Accessibility in games
Game accessibility has matured rapidly since the late 2010s. What was once a small number of dedicated activists pushing for subtitles and remappable controls is now an established discipline with shared guidelines and a clear set of expectations for any serious release.
The four areas
Game accessibility is usually broken down into four overlapping categories, matching the categories used in the W3C’s broader Web Content Accessibility Guidelines (WCAG) but adapted for games:
- Visual — color-blind modes, scalable UI, high-contrast options, screen-reader support for menus.
- Auditory — subtitles, captions for environmental audio, visual indicators for directional sound, adjustable audio mix.
- Motor — remappable controls, hold-to-press conversion, button-mash auto-press, adjustable difficulty.
- Cognitive — clear tutorials, optional waypoints, adjustable text and game speed, autosave, skippable cutscenes.
The Game Accessibility Guidelines
The Game Accessibility Guidelines at gameaccessibilityguidelines.com are the industry-standard reference. Maintained by a consortium of accessibility consultants and developer-advocates since 2012, they list around 100 specific recommendations across three tiers (basic, intermediate, advanced). The site is freely available and is widely used in studio production briefs.
A separate, related effort is the Accessible Player Experiences (APX) framework from AbleGamers, which structures accessibility recommendations around player-experience patterns rather than feature lists.
Color-blind support
Approximately 8 % of men and 0.5 % of women have some form of color-vision deficiency. The most common is red-green (deuteranopia / protanopia); blue-yellow (tritanopia) is rarer. Good color-blind support involves more than just a filter:
- Game elements distinguished by shape and pattern, not only color.
- Optional color-blind modes that remap critical UI hues (red enemies / green allies in tactical games is a classic problem area).
- Avoiding red-on-green or yellow-on-blue combinations where critical information depends on the distinction.
Subtitles and captions
Subtitle support has moved from “dialogue only” to comprehensive captions covering ambient sound, speaker identification, and even non-verbal cues. Best practice now includes:
- Adjustable size, color and background opacity.
- Speaker labels for off-screen dialogue.
- Captions for important non-dialogue audio (gunshots, footsteps, environment).
- Sensible default settings (many games still ship with subtitles off, which is a problem).
Key remapping and motor accessibility
Full key / button remapping has become standard.

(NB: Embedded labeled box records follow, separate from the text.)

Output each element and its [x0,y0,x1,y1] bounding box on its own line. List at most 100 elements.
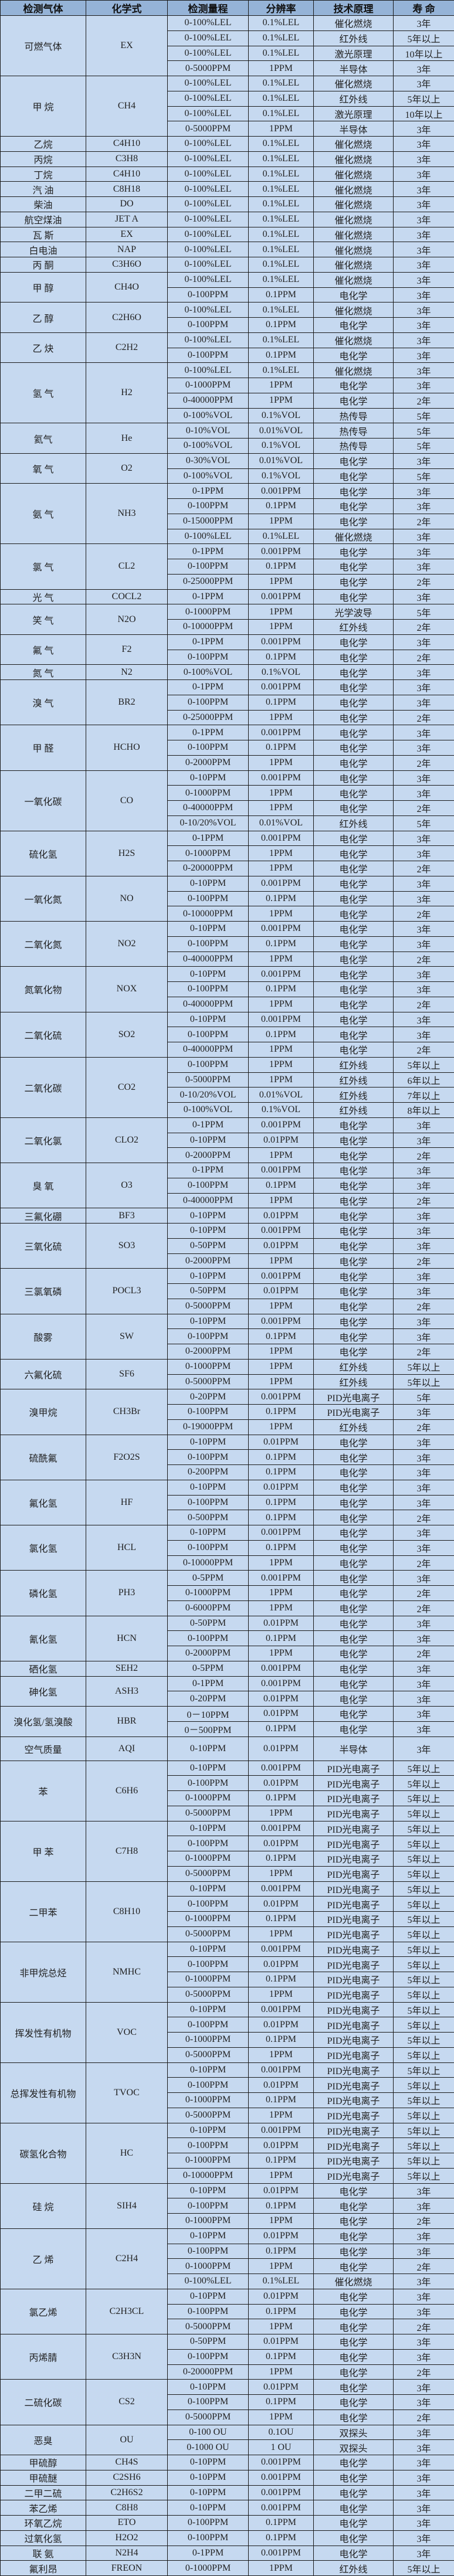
table-row: 0-100%LEL 0.1%LEL 催化燃烧 3年 [1,528,454,545]
range-cell: 0-100PPM [167,317,249,333]
range-cell: 0-1PPM [167,543,249,559]
lifetime-cell: 8年以上 [393,1102,454,1118]
lifetime-cell: 3年 [393,2469,454,2486]
principle-cell: 电化学 [313,2319,394,2334]
table-row: 总挥发性有机物 TVOC 0-10PPM 0.001PPM PID光电离子 5年以上 [0,2062,454,2123]
principle-cell: 电化学 [313,1494,394,1511]
lifetime-cell: 5年以上 [393,1865,454,1882]
table-row: 0-100%LEL 0.1%LEL 催化燃烧 3年 [1,2273,454,2289]
resolution-cell: 0.01PPM [248,2334,314,2350]
range-cell: 0-100%LEL [167,211,249,227]
lifetime-cell: 5年 [393,407,454,424]
gas-name-cell: 二氧化硫 [0,1011,86,1058]
principle-cell: 电化学 [313,875,394,892]
range-cell: 0-100%LEL [167,106,249,122]
principle-cell: 电化学 [313,2394,394,2410]
formula-cell: F2 [86,634,168,665]
table-row: 0-1000PPM 0.1PPM PID光电离子 5年以上 [1,1911,454,1927]
principle-cell: 红外线 [313,30,394,46]
range-cell: 0-50PPM [167,2334,249,2350]
range-cell: 0-15000PPM [167,513,249,529]
range-cell: 0-1PPM [167,634,249,650]
lifetime-cell: 5年以上 [393,1056,454,1073]
range-cell: 0-1000PPM [167,785,249,801]
range-cell: 0-1000PPM [167,1972,249,1987]
table-row: 光 气 COCL2 0-1PPM 0.001PPM 电化学 3年 [0,589,454,605]
resolution-cell: 1PPM [248,785,314,801]
table-row: 丙烷 C3H8 0-100%LEL 0.1%LEL 催化燃烧 3年 [0,151,454,167]
table-row: 0-1000PPM 1PPM 电化学 3年 [1,845,454,861]
range-cell: 0-5000PPM [167,121,249,137]
range-cell: 0-100PPM [167,1956,249,1972]
formula-cell: C2H2 [86,332,168,363]
table-row: 溴化氢/氢溴酸 HBR 0－10PPM 0.01PPM 电化学 3年 [0,1706,454,1737]
table-row: 苯乙烯 C8H8 0-10PPM 0.001PPM 电化学 3年 [0,2500,454,2516]
table-row: 0-100%VOL 0.1%VOL 热传导 5年 [1,438,454,454]
table-row: 甲 苯 C7H8 0-10PPM 0.001PPM PID光电离子 5年以上 [0,1820,454,1882]
table-row: 0-50PPM 0.01PPM 电化学 3年 [1,1283,454,1299]
range-cell: 0-10PPM [167,1881,249,1897]
lifetime-cell: 3年 [393,1268,454,1284]
gas-name-cell: 环氧乙烷 [0,2515,86,2531]
lifetime-cell: 2年 [393,1192,454,1209]
range-cell: 0-1PPM [167,679,249,695]
range-cell: 0-1000PPM [167,2032,249,2048]
resolution-cell: 0.1PPM [248,287,314,303]
principle-cell: 电化学 [313,1042,394,1058]
resolution-cell: 1PPM [248,1374,314,1390]
gas-name-cell: 磷化氢 [0,1570,86,1616]
gas-name-cell: 乙烷 [0,136,86,152]
table-row: 氟利昂 FREON 0-1000PPM 1PPM 红外线 5年以上 [0,2560,454,2576]
resolution-cell: 0.1%LEL [248,136,314,152]
lifetime-cell: 2年 [393,2319,454,2334]
formula-cell: DO [86,196,168,212]
resolution-cell: 0.1PPM [248,740,314,756]
range-cell: 0-50PPM [167,1283,249,1299]
table-row: 航空煤油 JET A 0-100%LEL 0.1%LEL 催化燃烧 3年 [0,211,454,227]
principle-cell: 电化学 [313,2409,394,2425]
range-cell: 0-5000PPM [167,2409,249,2425]
table-row: 0-100PPM 0.1PPM 电化学 3年 [1,2303,454,2320]
table-row: 0-10/20%VOL 0.01%VOL 红外线 5年 [1,815,454,831]
formula-cell: C2H3CL [86,2288,168,2335]
table-row: 0-100%LEL 0.1%LEL 红外线 5年以上 [1,30,454,46]
table-row: 0-10000PPM 1PPM 红外线 2年 [1,619,454,635]
resolution-cell: 0.1PPM [248,2349,314,2365]
formula-cell: C2H6O [86,302,168,333]
table-row: 0-100PPM 0.1PPM 电化学 3年 [1,740,454,756]
lifetime-cell: 5年以上 [393,2032,454,2048]
range-cell: 0-100%LEL [167,302,249,318]
table-header-row: 检测气体 化学式 检测量程 分辨率 技术原理 寿 命 [0,0,454,16]
formula-cell: ETO [86,2515,168,2531]
gas-name-cell: 乙 烯 [0,2228,86,2289]
resolution-cell: 0.1%LEL [248,242,314,257]
range-cell: 0-10PPM [167,1208,249,1224]
principle-cell: 催化燃烧 [313,362,394,378]
resolution-cell: 1PPM [248,2047,314,2063]
range-cell: 0-100%VOL [167,468,249,484]
resolution-cell: 0.1PPM [248,1540,314,1556]
gas-name-cell: 六氟化硫 [0,1358,86,1390]
resolution-cell: 0.001PPM [248,1525,314,1541]
resolution-cell: 0.1PPM [248,559,314,575]
lifetime-cell: 3年 [393,121,454,137]
table-row: 0-5000PPM 1PPM PID光电离子 5年以上 [1,2047,454,2063]
principle-cell: 红外线 [313,1072,394,1088]
range-cell: 0-10PPM [167,1132,249,1148]
header-gas: 检测气体 [0,0,86,16]
principle-cell: 电化学 [313,468,394,484]
lifetime-cell: 2年 [393,2258,454,2274]
gas-name-cell: 光 气 [0,589,86,605]
formula-cell: POCL3 [86,1268,168,1314]
table-row: 0-1000PPM 1PPM 电化学 2年 [1,2258,454,2274]
resolution-cell: 0.001PPM [248,634,314,650]
principle-cell: PID光电离子 [313,1986,394,2003]
header-lifetime: 寿 命 [393,0,454,16]
resolution-cell: 0.1PPM [248,1911,314,1927]
gas-name-cell: 可燃气体 [0,15,86,76]
resolution-cell: 1PPM [248,1865,314,1882]
principle-cell: 催化燃烧 [313,2273,394,2289]
range-cell: 0-5PPM [167,1660,249,1677]
table-row: 0-15000PPM 1PPM 电化学 2年 [1,513,454,529]
principle-cell: PID光电离子 [313,2017,394,2033]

More advanced motor-accessibility features include:
- Hold-to-press conversion — toggle versus hold (sprint, aim, crouch).
- Button-mash auto-press — single button replaces repeated tapping.
- QTE accommodations — quick-time events can be slowed down or skipped.
- One-handed control schemes — presets for players using one hand.
Hardware support is also growing: the Xbox Adaptive Controller and the Sony Access Controller are both designed around customisability for players with limited motor function. Both are widely supported in modern releases.
Examples done well
- The Last of Us Part II (Naughty Dog, 2020) — widely cited as the high-water mark for AAA accessibility, with over 60 options.
- Celeste (Maddy Makes Games, 2018) — a famously difficult platformer with comprehensive “assist mode” settings (slow speed, invincibility, infinite stamina) that let players define their own difficulty.
- Forza Horizon 5 (Playground Games, 2021) — sign-language interpretation for cutscenes, in addition to a comprehensive accessibility menu.
- God of War Ragnarök (Santa Monica Studio, 2022) — broad coverage across all four categories, with detailed audio-cue settings for blind and low-vision players.
For browser and casual games
Accessibility in small browser titles is uneven. Game-jam entries rarely have time for proper accessibility work; established casual portals often inherit web-accessibility issues from their host pages. The good news is that browsers themselves provide accessibility scaffolding (zoom, screen readers, OS-level color filters) that often partially compensates. The bad news is that many casual portal games rely heavily on color and time pressure, which limits how much OS-level accessibility can help.